On 02/11/2016 04:40 AM, Alex Bennée wrote:
OK I think this version is a lot cleaner:
void qemu_set_dfilter_ranges(const char *filter_spec)
{
gchar **ranges = g_strsplit(filter_spec, ",", 0);
if (ranges) {
gchar **next = ranges;
gchar *r = *next++;
debug_regions = g_array_sized_new(FALSE, FALSE,
sizeof(Range),
g_strv_length(ranges));
while (r) {
gchar *range_op = g_strstr_len(r, -1, "-");
gchar *r2 = range_op ? range_op + 1 : NULL;
if (!range_op) {
range_op = g_strstr_len(r, -1, "+");
r2 = range_op ? range_op + 1 : NULL;
}
if (!range_op) {
range_op = g_strstr_len(r, -1, "..");
r2 = range_op ? range_op + 2 : NULL;
}
I guess I'll quit quibbling about silly glib functions. But really, with the
-1 argument, you gain nothing except obfuscation over using the standard C library.
if (range_op) {
struct Range range;
int err;
const char *e = NULL;
err = qemu_strtoull(r, &e, 0, &range.begin);
g_assert(e == range_op);
switch (*range_op) {
case '+':
{
unsigned long len;
err |= qemu_strtoull(r2, NULL, 0, &len);
You can't or errno's together and then...

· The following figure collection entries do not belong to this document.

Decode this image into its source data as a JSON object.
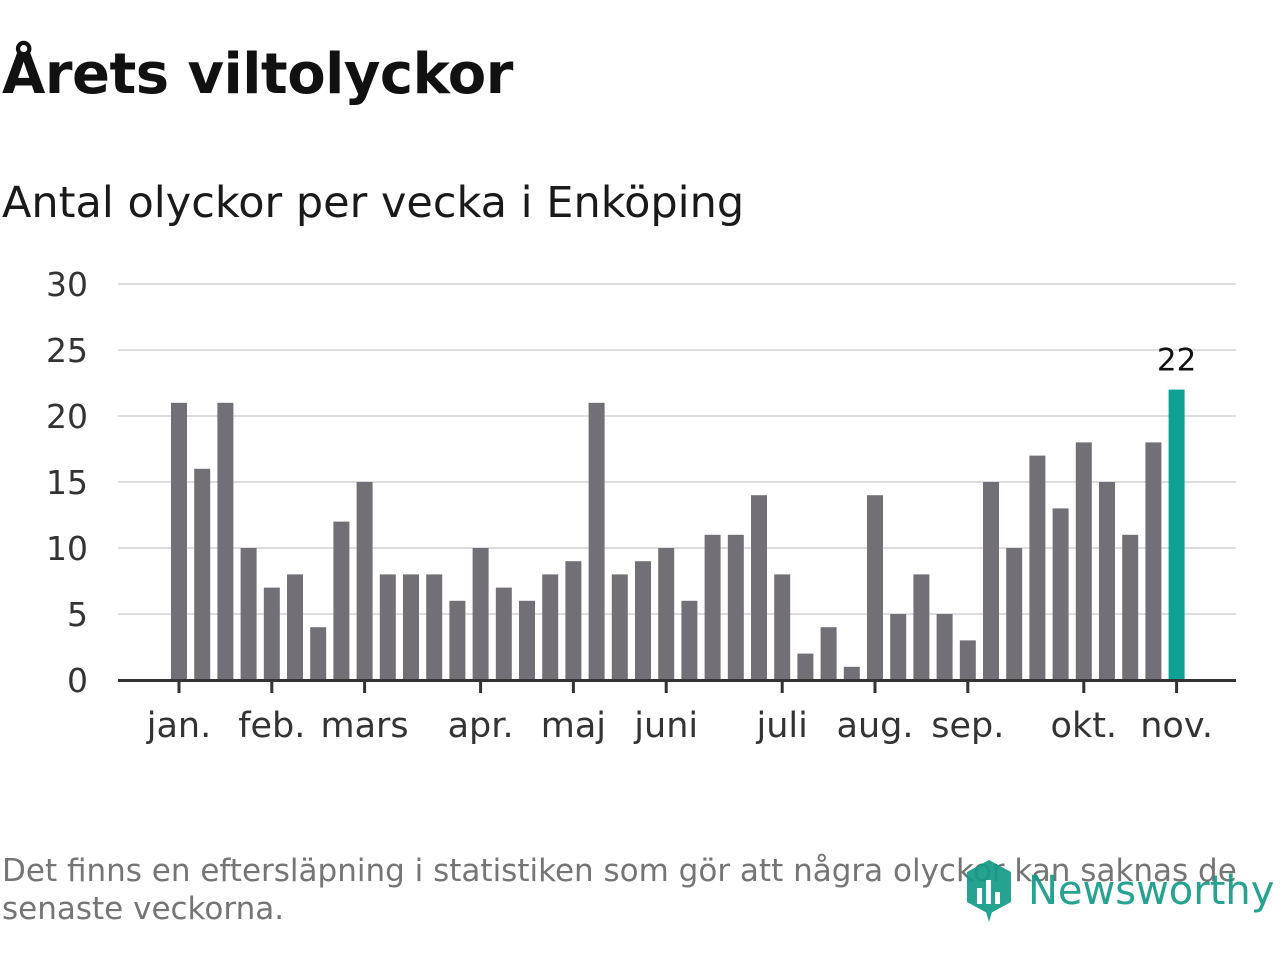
{
  "header": {
    "title": "Årets viltolyckor",
    "subtitle": "Antal olyckor per vecka i Enköping"
  },
  "chart_data": {
    "type": "bar",
    "title": "Årets viltolyckor",
    "subtitle": "Antal olyckor per vecka i Enköping",
    "xlabel": "",
    "ylabel": "",
    "ylim": [
      0,
      30
    ],
    "yticks": [
      "0",
      "5",
      "10",
      "15",
      "20",
      "25",
      "30"
    ],
    "grid": true,
    "values": [
      21,
      16,
      21,
      10,
      7,
      8,
      4,
      12,
      15,
      8,
      8,
      8,
      6,
      10,
      7,
      6,
      8,
      9,
      21,
      8,
      9,
      10,
      6,
      11,
      11,
      14,
      8,
      2,
      4,
      1,
      14,
      5,
      8,
      5,
      3,
      15,
      10,
      17,
      13,
      18,
      15,
      11,
      18,
      22
    ],
    "highlight_index": 43,
    "highlight_label": "22",
    "month_ticks": [
      {
        "label": "jan.",
        "week_index": 0
      },
      {
        "label": "feb.",
        "week_index": 4
      },
      {
        "label": "mars",
        "week_index": 8
      },
      {
        "label": "apr.",
        "week_index": 13
      },
      {
        "label": "maj",
        "week_index": 17
      },
      {
        "label": "juni",
        "week_index": 21
      },
      {
        "label": "juli",
        "week_index": 26
      },
      {
        "label": "aug.",
        "week_index": 30
      },
      {
        "label": "sep.",
        "week_index": 34
      },
      {
        "label": "okt.",
        "week_index": 39
      },
      {
        "label": "nov.",
        "week_index": 43
      }
    ],
    "colors": {
      "bar": "#727076",
      "highlight": "#0da293",
      "grid": "#dddddd",
      "axis": "#333333"
    }
  },
  "footer": {
    "note": "Det finns en eftersläpning i statistiken som gör att några olyckor kan saknas de senaste veckorna.",
    "brand": "Newsworthy",
    "brand_color": "#169b88"
  }
}
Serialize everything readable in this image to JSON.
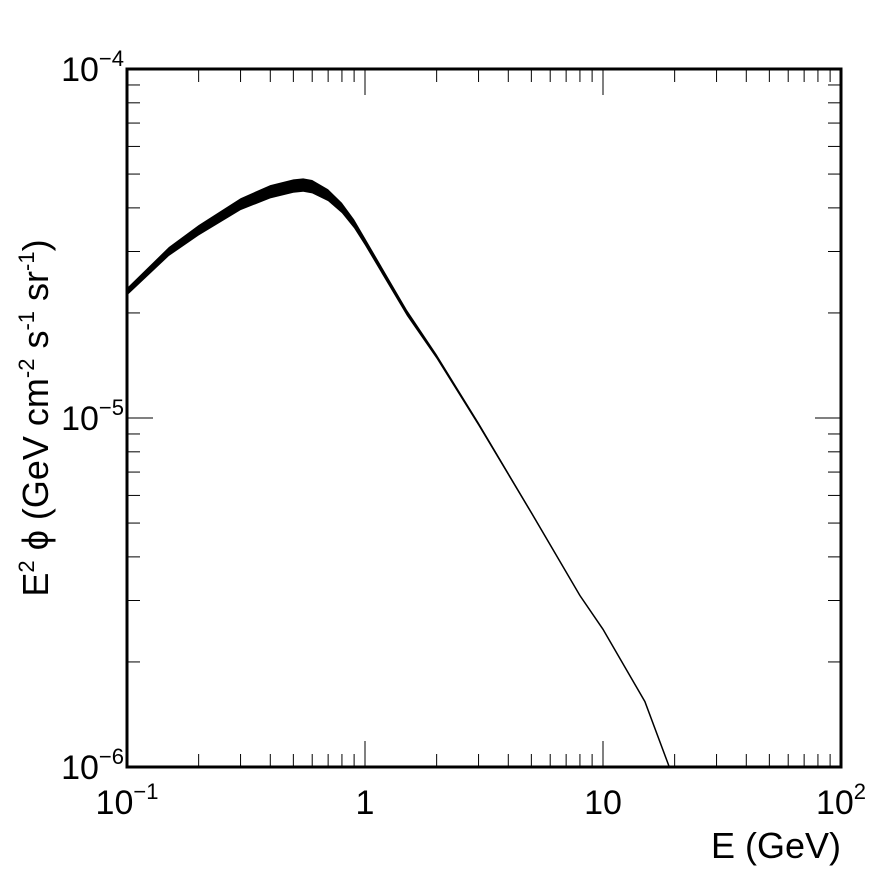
{
  "chart_data": {
    "type": "line",
    "title": "",
    "xscale": "log",
    "yscale": "log",
    "xlim": [
      0.1,
      100
    ],
    "ylim": [
      1e-06,
      0.0001
    ],
    "grid": false,
    "xlabel": {
      "text": "E (GeV)"
    },
    "ylabel": {
      "parts": [
        {
          "t": "E",
          "sup": false
        },
        {
          "t": "2",
          "sup": true
        },
        {
          "t": " ϕ (GeV cm",
          "sup": false
        },
        {
          "t": "-2",
          "sup": true
        },
        {
          "t": " s",
          "sup": false
        },
        {
          "t": "-1",
          "sup": true
        },
        {
          "t": " sr",
          "sup": false
        },
        {
          "t": "-1",
          "sup": true
        },
        {
          "t": ")",
          "sup": false
        }
      ]
    },
    "xticks": [
      {
        "value": 0.1,
        "base": "10",
        "exp": "−1"
      },
      {
        "value": 1,
        "base": "1",
        "exp": ""
      },
      {
        "value": 10,
        "base": "10",
        "exp": ""
      },
      {
        "value": 100,
        "base": "10",
        "exp": "2"
      }
    ],
    "yticks": [
      {
        "value": 1e-06,
        "base": "10",
        "exp": "−6"
      },
      {
        "value": 1e-05,
        "base": "10",
        "exp": "−5"
      },
      {
        "value": 0.0001,
        "base": "10",
        "exp": "−4"
      }
    ],
    "series": [
      {
        "color": "#000000",
        "band": true,
        "x": [
          0.1,
          0.15,
          0.2,
          0.3,
          0.4,
          0.5,
          0.55,
          0.6,
          0.7,
          0.8,
          0.9,
          1.0,
          1.5,
          2.0,
          3.0,
          5.0,
          8.0,
          10.0,
          15.0,
          19.0
        ],
        "y": [
          2.3e-05,
          3e-05,
          3.45e-05,
          4.1e-05,
          4.45e-05,
          4.62e-05,
          4.65e-05,
          4.6e-05,
          4.35e-05,
          4e-05,
          3.6e-05,
          3.2e-05,
          2e-05,
          1.5e-05,
          9.6e-06,
          5.35e-06,
          3.1e-06,
          2.48e-06,
          1.54e-06,
          1e-06
        ],
        "yerr": [
          0.025,
          0.03,
          0.035,
          0.04,
          0.045,
          0.045,
          0.045,
          0.045,
          0.04,
          0.035,
          0.03,
          0.025,
          0.02,
          0.015,
          0.012,
          0.008,
          0.006,
          0.005,
          0.004,
          0.003
        ]
      }
    ]
  }
}
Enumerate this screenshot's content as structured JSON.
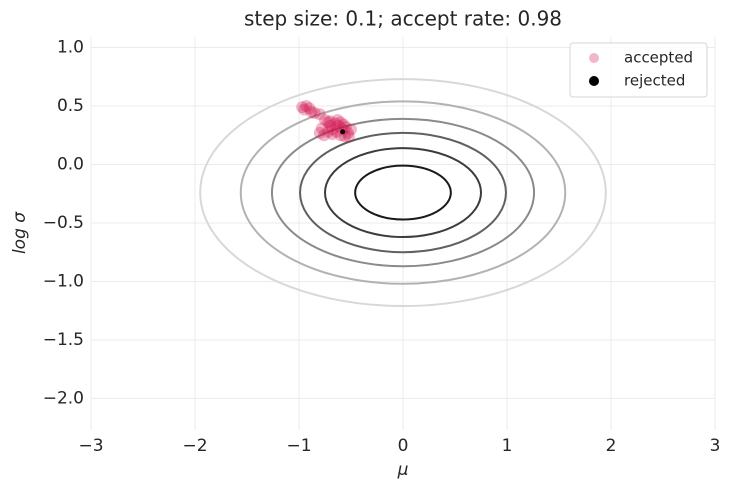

g_error("Failed to parse range in: %s, %d", r, err);
... expect to get anything meaningful out of them.
+ case '+':
+ {
+ unsigned long len;
+ err |= qemu_strtoul(range_val, NULL, 0, &len);
+ range.end = range.begin + len;
+ break;
+ }
+ case '-':
+ {
+ unsigned long len;
+ err |= qemu_strtoul(range_val, NULL, 0, &len);
+ range.end = range.begin;
+ range.begin = range.end - len;
+ break;
+ }
Both of these have off-by-one bugs, since end is inclusive.
Sorry I don't quite follow, do you mean the position of range_val (now
r2) or the final value of range.end?
Final value of range.end. In that
0x1000..0x1000
and
0x1000+1
should both produce a range that covers a single byte at 0x1000.